As with AI in general, dedicated generative AI services will certainly emerge to help companies fill capability gaps as they race to build out their experience and navigate the business opportunities and technical complexities. Existing AI service providers are expected to evolve their capabilities to serve the generative AI market. Niche players may also enter the market with specialized knowledge for applying generative AI within a specific function (such as how to apply generative AI to customer service workflows), industry (for instance, guiding pharmaceutical companies on the use of generative AI for drug discovery), or capability (such as how to build effective feedback loops in different contexts).
While generative AI technology and its supporting ecosystem are still evolving, it is already quite clear that applications offer the most significant value-creation opportunities.
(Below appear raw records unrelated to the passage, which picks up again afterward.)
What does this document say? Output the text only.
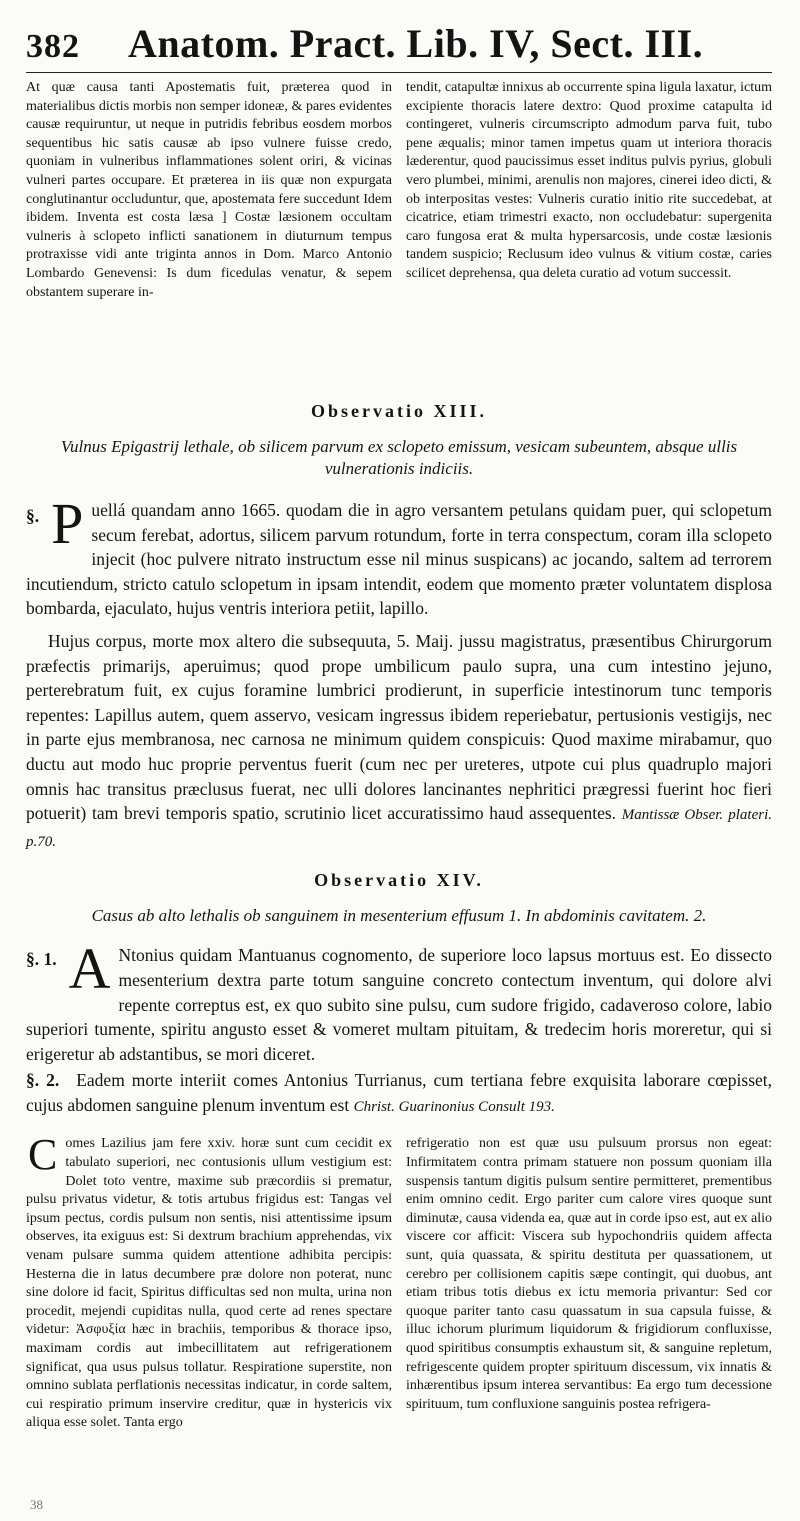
382 Anatom. Pract. Lib. IV, Sect. III.

At quæ causa tanti Apostematis fuit, præterea quod in materialibus dictis morbis non semper idoneæ, & pares evidentes causæ requiruntur, ut neque in putridis febribus eosdem morbos sequentibus hic satis causæ ab ipso vulnere fuisse credo, quoniam in vulneribus inflammationes solent oriri, & vicinas vulneri partes occupare. Et præterea in iis quæ non expurgata conglutinantur occluduntur, que, apostemata fere succedunt Idem ibidem. Inventa est costa læsa ] Costæ læsionem occultam vulneris à sclopeto inflicti sanationem in diuturnum tempus protraxisse vidi ante triginta annos in Dom. Marco Antonio Lombardo Genevensi: Is dum ficedulas venatur, & sepem obstantem superare in-

tendit, catapultæ innixus ab occurrente spina ligula laxatur, ictum excipiente thoracis latere dextro: Quod proxime catapulta id contingeret, vulneris circumscripto admodum parva fuit, tubo pene æqualis; minor tamen impetus quam ut interiora thoracis læderentur, quod paucissimus esset inditus pulvis pyrius, globuli vero plumbei, minimi, arenulis non majores, cinerei ideo dicti, & ob interpositas vestes: Vulneris curatio initio rite succedebat, at cicatrice, etiam trimestri exacto, non occludebatur: supergenita caro fungosa erat & multa hypersarcosis, unde costæ læsionis tandem suspicio; Reclusum ideo vulnus & vitium costæ, caries scilicet deprehensa, qua deleta curatio ad votum successit.

Observatio XIII.
Vulnus Epigastrij lethale, ob silicem parvum ex sclopeto emissum, vesicam subeuntem, absque ullis vulnerationis indiciis.

§. P uellá quandam anno 1665. quodam die in agro versantem petulans quidam puer, qui sclopetum secum ferebat, adortus, silicem parvum rotundum, forte in terra conspectum, coram illa sclopeto injecit (hoc pulvere nitrato instructum esse nil minus suspicans) ac jocando, saltem ad terrorem incutiendum, stricto catulo sclopetum in ipsam intendit, eodem que momento præter voluntatem displosa bombarda, ejaculato, hujus ventris interiora petiit, lapillo.

Hujus corpus, morte mox altero die subsequuta, 5. Maij. jussu magistratus, præsentibus Chirurgorum præfectis primarijs, aperuimus; quod prope umbilicum paulo supra, una cum intestino jejuno, perterebratum fuit, ex cujus foramine lumbrici prodierunt, in superficie intestinorum tunc temporis repentes: Lapillus autem, quem asservo, vesicam ingressus ibidem reperiebatur, pertusionis vestigijs, nec in parte ejus membranosa, nec carnosa ne minimum quidem conspicuis: Quod maxime mirabamur, quo ductu aut modo huc proprie perventus fuerit (cum nec per ureteres, utpote cui plus quadruplo majori omnis hac transitus præclusus fuerat, nec ulli dolores lancinantes nephritici prægressi fuerint hoc fieri potuerit) tam brevi temporis spatio, scrutinio licet accuratissimo haud assequentes. Mantissæ Obser. plateri. p.70.

Observatio XIV.
Casus ab alto lethalis ob sanguinem in mesenterium effusum 1. In abdominis cavitatem. 2.

§. 1. A Ntonius quidam Mantuanus cognomento, de superiore loco lapsus mortuus est. Eo dissecto mesenterium dextra parte totum sanguine concreto contectum inventum, qui dolore alvi repente correptus est, ex quo subito sine pulsu, cum sudore frigido, cadaveroso colore, labio superiori tumente, spiritu angusto esset & vomeret multam pituitam, & tredecim horis moreretur, qui si erigeretur ab adstantibus, se mori diceret.

§. 2. Eadem morte interiit comes Antonius Turrianus, cum tertiana febre exquisita laborare cœpisset, cujus abdomen sanguine plenum inventum est Christ. Guarinonius Consult 193.

C omes Lazilius jam fere xxiv. horæ sunt cum cecidit ex tabulato superiori, nec contusionis ullum vestigium est: Dolet toto ventre, maxime sub præcordiis si prematur, pulsu privatus videtur, & totis artubus frigidus est: Tangas vel ipsum pectus, cordis pulsum non sentis, nisi attentissime ipsum observes, ita exiguus est: Si dextrum brachium apprehendas, vix venam pulsare summa quidem attentione adhibita percipis: Hesterna die in latus decumbere præ dolore non poterat, nunc sine dolore id facit, Spiritus difficultas sed non multa, urina non procedit, mejendi cupiditas nulla, quod certe ad renes spectare videtur: Ἀσφυξία hæc in brachiis, temporibus & thorace ipso, maximam cordis aut imbecillitatem aut refrigerationem significat, qua usus pulsus tollatur. Respiratione superstite, non omnino sublata perflationis necessitas indicatur, in corde saltem, cui respiratio primum inservire creditur, quæ in hystericis vix aliqua esse solet. Tanta ergo

refrigeratio non est quæ usu pulsuum prorsus non egeat: Infirmitatem contra primam statuere non possum quoniam illa suspensis tantum digitis pulsum sentire permitteret, prementibus enim omnino cedit. Ergo pariter cum calore vires quoque sunt diminutæ, causa videnda ea, quæ aut in corde ipso est, aut ex alio viscere cor afficit: Viscera sub hypochondriis quidem affecta sunt, quia quassata, & spiritu destituta per quassationem, ut cerebro per collisionem capitis sæpe contingit, qui duobus, ant etiam tribus totis diebus ex ictu memoria privantur: Sed cor quoque pariter tanto casu quassatum in sua capsula fuisse, & illuc ichorum plurimum liquidorum & frigidiorum confluxisse, quod spiritibus consumptis exhaustum sit, & sanguine repletum, refrigescente quidem propter spirituum discessum, vix innatis & inhærentibus ipsum interea servantibus: Ea ergo tum decessione spirituum, tum confluxione sanguinis postea refrigera-

38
Those who can harness niche—or, even better, proprietary—data in fine-tuning foundation models for their applications can expect to achieve the greatest differentiation and competitive advantage. The race has already begun, as evidenced by the steady stream of announcements from software providers—both existing and new market entrants—bringing new solutions to market. In the weeks and months ahead, we will further illuminate value-creation prospects in particular industries and functions as well as the impact generative AI could have on the global economy and the future of work.